Cantor lost because he was too establishment, too pro-amnesty, too contemptuous of the base. Great choice, Jeb! Do you even want to win?
TRUMP: MCCAIN ON STEROIDS? “Incoherency: Trump, like McCain, represents a grab bag of ideas that have little in common besides simply being his personal preferences,” Henry Gomez writes at PJM.
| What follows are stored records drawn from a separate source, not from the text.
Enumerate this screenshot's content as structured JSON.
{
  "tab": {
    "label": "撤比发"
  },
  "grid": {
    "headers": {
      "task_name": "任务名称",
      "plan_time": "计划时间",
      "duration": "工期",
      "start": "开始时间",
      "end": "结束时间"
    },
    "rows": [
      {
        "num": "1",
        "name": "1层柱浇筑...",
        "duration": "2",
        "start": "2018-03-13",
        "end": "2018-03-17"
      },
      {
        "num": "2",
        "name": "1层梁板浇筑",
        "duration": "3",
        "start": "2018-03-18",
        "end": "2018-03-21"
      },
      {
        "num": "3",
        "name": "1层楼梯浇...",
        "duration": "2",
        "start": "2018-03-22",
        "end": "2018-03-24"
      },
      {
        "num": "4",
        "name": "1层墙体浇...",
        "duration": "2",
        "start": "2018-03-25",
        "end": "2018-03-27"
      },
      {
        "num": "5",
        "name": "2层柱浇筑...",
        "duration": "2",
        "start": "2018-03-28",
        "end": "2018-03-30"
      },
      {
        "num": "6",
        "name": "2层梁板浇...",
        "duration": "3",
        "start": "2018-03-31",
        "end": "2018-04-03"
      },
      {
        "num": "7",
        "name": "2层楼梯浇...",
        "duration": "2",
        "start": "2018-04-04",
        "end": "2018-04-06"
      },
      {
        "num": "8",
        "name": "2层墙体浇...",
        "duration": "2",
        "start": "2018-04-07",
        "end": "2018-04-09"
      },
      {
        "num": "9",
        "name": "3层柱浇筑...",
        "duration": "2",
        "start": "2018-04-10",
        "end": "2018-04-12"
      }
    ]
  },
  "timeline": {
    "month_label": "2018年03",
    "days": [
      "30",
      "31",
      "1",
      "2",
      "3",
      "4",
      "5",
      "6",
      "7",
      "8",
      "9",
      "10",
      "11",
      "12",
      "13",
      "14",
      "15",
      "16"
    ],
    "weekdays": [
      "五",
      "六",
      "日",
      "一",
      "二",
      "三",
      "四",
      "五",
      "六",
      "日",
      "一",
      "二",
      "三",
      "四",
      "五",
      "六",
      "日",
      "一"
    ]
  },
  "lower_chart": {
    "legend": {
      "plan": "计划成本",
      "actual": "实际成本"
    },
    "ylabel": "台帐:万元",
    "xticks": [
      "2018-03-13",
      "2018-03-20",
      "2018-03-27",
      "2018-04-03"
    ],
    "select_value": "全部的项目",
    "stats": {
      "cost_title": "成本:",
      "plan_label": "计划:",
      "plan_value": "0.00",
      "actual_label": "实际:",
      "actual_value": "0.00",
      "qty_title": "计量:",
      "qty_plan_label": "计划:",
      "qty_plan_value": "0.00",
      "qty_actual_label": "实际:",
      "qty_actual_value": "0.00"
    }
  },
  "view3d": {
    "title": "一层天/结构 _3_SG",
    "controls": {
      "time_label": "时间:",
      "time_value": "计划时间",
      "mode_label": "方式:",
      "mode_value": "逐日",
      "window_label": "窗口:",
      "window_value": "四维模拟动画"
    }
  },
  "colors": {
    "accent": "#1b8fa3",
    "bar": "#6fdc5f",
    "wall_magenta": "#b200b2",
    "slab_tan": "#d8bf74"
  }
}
Even more so than McCain redux, Trump is giving me serious flashbacks to Arnold Schwarzenegger’s cruise to victory in the California recall election of 2003. Both are the very definition of media savvy — Arnold in film and Trump in television; both pass the media’s stereotypical “fun guys you would like to hang out with and have a beer” test with ease – and both are ultimately pretty squishy RINOs who will say anything to get elected and placate their base.
When Arnold was running for the governorship, his leftwing True Lies costar Jamie Lee Curtis told Good Morning America that “even though he pretends to be a Republican, I think he’s a social Democrat at heart.” Which turned out to be absolutely spot-on in retrospect, leaving the Republican party, and arguably the state of California for dead by the time he left office at the start of 2011.
How would we describe President Trump after a couple of years in office?